Damn ...this post went south with nobody getting any good pix.
The first and only pix was great.
Whyme


----------



## mongo (Apr 30, 2008)

nextstep said:


> thank you for clearing the authority part up. i know that
> most of the responses were from LE and retired LE's and believe it
> or not i do support our LE's. there was the possibility yesterday of
> being stopped by ECSD, FWC, USCG, USDHS.....................................................
> ...


That boat actually used to be ours at PPD. We gave it to the county when the chief decided he didn't want the expense anymore. Homeland security provided the boat, hella amount of equipment, a tow behind side scan sonar and a Ford Excursion to pull it all with. I was the OIC of the boat team at PPD and that boat was kept in excellent condition.


----------



## nextstep (Jun 27, 2008)

mongo said:


> That boat actually used to be ours at PPD. We gave it to the county when the chief decided he didn't want the expense anymore. Homeland security provided the boat, hella amount of equipment, a tow behind side scan sonar and a Ford Excursion to pull it all with. I was the OIC of the boat team at PPD and that boat was kept in excellent condition.


cool duty:thumbsup:
did they allow you to wear shorts and a light shirt?
i always feel for the deputies when i see them in those
full forest green uniforms on the deck. thats gotta be hot.
kind of like wearing a chemical suit in the new mexico desert 
for an 8 hour exercise.

blue lives matter


----------



## Outside9 (Apr 30, 2008)

BLM

Boater's Lives Matter!

Sent from my XT1585 using Tapatalk


----------



## jcasey (Oct 12, 2007)

*Money !!!*

Not a Dumba$$ pic, but I thought this was pretty cool. We stayed at the Holiday Inn this year and this was a pic from around 11 am on Saturday.


----------



## catfever24 (Dec 26, 2011)

^^^ wow  ^^^^ 

I see an available parking space.


----------



## Wharf Rat (Sep 27, 2007)

What about the dumb assess that misspell Angels?


----------



## catfever24 (Dec 26, 2011)

Wharf Rat said:


> What about the dumb assess that misspell Angels?

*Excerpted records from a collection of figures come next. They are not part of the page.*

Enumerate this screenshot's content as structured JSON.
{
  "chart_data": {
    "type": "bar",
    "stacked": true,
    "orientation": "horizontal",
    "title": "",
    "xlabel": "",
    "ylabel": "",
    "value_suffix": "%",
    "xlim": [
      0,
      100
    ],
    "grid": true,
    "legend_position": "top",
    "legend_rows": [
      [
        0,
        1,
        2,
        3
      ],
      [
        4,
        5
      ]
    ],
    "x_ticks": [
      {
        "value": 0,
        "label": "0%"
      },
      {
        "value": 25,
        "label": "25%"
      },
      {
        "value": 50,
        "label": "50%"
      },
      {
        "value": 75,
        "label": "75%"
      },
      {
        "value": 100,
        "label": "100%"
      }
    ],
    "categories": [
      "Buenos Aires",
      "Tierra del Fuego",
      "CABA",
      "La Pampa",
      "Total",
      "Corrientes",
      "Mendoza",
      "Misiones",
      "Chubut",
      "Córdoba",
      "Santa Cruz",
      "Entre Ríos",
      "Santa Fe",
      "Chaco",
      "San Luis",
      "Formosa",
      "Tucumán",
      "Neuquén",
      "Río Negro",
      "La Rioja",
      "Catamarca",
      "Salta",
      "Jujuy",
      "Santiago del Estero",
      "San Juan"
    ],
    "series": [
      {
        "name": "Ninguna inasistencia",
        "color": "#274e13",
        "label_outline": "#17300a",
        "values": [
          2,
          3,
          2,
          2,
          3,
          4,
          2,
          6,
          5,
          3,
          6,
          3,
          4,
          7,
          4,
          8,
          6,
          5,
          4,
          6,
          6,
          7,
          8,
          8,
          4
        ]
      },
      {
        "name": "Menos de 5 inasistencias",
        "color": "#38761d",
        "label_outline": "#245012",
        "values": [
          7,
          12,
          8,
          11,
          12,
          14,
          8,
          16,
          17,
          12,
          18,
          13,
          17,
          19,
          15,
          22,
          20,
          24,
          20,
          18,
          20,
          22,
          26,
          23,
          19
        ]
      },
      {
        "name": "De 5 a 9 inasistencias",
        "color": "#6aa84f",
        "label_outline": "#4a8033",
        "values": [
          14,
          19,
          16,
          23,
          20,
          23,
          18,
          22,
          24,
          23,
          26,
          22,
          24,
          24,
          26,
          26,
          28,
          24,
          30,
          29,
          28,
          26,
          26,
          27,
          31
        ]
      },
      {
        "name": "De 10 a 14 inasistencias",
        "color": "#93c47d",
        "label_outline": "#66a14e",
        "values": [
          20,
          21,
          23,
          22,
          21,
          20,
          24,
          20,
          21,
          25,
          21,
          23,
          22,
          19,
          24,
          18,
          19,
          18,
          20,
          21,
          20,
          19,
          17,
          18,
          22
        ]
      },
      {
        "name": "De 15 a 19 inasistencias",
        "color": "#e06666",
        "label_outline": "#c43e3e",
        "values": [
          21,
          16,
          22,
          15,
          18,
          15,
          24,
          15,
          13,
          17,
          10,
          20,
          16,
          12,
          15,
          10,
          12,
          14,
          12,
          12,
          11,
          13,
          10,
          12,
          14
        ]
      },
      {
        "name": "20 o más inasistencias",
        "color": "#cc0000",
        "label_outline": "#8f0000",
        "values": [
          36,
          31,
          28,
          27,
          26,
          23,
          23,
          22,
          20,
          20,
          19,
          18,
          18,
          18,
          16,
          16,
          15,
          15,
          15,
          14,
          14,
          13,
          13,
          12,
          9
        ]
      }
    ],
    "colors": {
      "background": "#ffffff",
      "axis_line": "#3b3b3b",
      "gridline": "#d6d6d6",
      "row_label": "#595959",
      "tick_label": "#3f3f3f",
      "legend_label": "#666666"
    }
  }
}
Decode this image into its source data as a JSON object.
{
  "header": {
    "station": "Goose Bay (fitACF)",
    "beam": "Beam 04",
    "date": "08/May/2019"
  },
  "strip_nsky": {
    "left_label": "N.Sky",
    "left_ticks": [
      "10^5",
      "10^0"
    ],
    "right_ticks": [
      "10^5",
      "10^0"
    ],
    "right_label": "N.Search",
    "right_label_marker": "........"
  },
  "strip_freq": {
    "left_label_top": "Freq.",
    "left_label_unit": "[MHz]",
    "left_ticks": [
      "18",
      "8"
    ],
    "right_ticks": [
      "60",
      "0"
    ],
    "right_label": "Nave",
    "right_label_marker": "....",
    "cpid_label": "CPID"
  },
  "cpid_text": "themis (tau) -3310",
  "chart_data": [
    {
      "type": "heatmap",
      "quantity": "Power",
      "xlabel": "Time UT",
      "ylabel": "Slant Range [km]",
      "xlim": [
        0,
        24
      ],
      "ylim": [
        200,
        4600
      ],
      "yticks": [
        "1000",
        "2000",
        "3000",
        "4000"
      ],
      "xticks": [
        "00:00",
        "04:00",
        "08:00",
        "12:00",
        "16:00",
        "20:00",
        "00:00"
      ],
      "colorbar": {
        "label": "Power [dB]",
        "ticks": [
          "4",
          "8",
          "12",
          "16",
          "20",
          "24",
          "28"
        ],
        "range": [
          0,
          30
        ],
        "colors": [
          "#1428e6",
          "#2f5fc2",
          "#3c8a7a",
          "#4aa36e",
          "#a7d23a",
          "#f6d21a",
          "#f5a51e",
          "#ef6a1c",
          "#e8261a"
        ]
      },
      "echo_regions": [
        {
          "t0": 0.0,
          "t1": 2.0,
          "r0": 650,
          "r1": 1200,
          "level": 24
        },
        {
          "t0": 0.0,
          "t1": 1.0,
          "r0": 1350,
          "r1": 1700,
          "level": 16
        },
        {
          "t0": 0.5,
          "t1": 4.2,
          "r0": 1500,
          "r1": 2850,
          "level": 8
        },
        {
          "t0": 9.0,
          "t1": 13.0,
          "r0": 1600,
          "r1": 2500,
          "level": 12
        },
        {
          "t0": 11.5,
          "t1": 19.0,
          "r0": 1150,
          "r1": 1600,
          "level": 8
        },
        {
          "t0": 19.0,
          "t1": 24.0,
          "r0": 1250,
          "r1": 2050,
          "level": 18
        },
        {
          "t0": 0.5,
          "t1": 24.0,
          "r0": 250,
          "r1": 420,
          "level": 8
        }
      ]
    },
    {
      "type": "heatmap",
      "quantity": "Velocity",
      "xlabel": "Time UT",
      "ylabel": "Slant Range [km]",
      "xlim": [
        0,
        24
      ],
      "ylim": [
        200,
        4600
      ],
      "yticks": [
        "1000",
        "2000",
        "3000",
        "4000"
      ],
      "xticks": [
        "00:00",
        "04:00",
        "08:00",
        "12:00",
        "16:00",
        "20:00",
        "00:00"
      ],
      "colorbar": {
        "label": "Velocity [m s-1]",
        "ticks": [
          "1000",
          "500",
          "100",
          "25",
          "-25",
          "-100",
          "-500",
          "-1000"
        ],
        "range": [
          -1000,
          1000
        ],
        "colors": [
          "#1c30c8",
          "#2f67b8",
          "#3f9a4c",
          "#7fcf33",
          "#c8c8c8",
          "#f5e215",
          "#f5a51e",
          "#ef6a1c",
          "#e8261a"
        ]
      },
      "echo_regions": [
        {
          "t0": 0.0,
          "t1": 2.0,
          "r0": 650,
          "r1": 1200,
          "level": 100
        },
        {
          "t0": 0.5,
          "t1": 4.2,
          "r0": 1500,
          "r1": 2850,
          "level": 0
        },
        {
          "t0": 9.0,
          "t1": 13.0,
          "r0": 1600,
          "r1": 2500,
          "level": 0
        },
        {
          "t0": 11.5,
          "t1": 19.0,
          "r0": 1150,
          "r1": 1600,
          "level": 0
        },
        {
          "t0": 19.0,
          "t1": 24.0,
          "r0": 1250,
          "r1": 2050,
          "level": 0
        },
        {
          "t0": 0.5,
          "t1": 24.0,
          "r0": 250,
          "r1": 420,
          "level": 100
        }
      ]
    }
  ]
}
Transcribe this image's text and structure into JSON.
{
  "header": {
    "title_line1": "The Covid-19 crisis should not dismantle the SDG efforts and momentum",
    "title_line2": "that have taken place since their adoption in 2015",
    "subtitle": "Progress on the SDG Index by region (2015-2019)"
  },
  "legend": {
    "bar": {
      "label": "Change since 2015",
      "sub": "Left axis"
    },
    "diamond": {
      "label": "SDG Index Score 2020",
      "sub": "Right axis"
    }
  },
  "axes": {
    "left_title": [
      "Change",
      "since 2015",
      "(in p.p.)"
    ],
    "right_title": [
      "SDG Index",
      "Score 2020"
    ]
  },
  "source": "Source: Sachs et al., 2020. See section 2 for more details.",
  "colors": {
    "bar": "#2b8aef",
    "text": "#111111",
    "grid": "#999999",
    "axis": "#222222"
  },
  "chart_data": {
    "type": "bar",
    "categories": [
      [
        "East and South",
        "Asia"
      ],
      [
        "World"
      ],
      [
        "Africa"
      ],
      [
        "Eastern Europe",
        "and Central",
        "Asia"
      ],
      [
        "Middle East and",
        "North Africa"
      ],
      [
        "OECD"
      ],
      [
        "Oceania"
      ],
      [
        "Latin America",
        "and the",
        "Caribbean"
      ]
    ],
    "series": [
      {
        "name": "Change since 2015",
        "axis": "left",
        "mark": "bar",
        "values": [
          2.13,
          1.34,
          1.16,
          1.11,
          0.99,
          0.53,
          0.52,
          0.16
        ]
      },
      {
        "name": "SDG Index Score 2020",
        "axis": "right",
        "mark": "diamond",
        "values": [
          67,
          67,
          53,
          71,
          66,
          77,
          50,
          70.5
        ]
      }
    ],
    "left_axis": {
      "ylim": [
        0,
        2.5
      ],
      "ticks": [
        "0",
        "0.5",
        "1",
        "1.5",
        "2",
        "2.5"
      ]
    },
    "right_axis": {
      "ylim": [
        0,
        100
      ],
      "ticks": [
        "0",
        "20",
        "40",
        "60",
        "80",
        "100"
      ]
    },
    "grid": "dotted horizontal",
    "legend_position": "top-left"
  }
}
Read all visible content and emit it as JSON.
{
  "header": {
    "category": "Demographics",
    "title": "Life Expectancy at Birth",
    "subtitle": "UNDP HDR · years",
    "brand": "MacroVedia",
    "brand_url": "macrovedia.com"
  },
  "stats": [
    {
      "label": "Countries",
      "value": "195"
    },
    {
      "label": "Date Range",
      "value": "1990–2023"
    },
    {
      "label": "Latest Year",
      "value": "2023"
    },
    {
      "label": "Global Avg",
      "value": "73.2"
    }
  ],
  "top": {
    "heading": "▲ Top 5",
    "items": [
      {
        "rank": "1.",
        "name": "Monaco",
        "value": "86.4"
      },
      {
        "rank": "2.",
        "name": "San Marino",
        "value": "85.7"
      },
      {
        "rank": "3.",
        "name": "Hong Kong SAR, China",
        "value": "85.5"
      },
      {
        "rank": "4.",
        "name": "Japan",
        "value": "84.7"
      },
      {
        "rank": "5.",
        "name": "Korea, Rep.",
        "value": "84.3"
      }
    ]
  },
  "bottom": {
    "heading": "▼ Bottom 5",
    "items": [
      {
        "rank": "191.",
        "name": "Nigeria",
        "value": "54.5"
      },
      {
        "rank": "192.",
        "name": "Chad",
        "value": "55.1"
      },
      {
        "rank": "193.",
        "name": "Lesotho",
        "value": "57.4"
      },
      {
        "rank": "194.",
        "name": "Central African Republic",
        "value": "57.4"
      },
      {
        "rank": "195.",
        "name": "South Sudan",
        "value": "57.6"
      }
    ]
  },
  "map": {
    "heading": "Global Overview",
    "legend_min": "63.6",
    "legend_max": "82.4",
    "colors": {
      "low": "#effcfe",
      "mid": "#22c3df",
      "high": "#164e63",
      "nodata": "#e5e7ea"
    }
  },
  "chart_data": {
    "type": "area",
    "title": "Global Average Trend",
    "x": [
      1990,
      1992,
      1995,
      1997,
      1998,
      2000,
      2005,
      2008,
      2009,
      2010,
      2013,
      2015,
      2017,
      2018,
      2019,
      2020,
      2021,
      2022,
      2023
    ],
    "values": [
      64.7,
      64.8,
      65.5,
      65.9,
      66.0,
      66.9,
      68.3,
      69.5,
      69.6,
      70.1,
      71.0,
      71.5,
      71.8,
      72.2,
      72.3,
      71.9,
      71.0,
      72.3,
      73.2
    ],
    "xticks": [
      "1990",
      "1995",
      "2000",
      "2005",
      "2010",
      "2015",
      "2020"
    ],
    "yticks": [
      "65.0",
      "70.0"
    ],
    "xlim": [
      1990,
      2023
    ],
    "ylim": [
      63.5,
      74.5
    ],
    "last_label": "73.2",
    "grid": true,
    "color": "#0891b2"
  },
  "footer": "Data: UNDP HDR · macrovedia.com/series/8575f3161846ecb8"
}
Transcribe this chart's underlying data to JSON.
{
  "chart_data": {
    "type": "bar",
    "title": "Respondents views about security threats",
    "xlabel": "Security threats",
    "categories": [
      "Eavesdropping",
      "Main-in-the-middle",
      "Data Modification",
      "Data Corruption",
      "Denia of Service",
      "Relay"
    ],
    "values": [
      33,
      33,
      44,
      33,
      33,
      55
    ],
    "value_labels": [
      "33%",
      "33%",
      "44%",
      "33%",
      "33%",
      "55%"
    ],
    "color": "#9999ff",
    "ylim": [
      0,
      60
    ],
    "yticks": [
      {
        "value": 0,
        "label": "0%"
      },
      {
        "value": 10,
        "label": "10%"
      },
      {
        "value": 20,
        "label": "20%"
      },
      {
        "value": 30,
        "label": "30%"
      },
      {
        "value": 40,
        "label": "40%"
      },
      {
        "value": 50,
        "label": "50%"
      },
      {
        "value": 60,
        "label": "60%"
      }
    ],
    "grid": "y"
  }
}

 Good eye, I just noticed that.


----------



## Rabidawise (Jun 20, 2016)

Wharf Rat said:


> What about the dumb assess that misspell Angels?


No different than the dumb asses that spell asses assess! lol :thumbsup:


----------



## Wharf Rat (Sep 27, 2007)

Rabidawise said:


> No different than the dumb asses that spell asses assess! lol :thumbsup:


I was already a dumbass though, one that was at the blue angles :thumbsup:


----------



## stevenattsu (Apr 24, 2009)

Dang!!! My spelling error from my iPad turned out better than the original post


----------



## Jason (Oct 2, 2007)

jcasey said:


> Not a Dumba$$ pic, but I thought this was pretty cool. We stayed at the Holiday Inn this year and this was a pic from around 11 am on Saturday.


Almost makes me glad I over slept that morning!!!!:thumbsup: I would have been the idiot magnet and been surrounded by em!!!


----------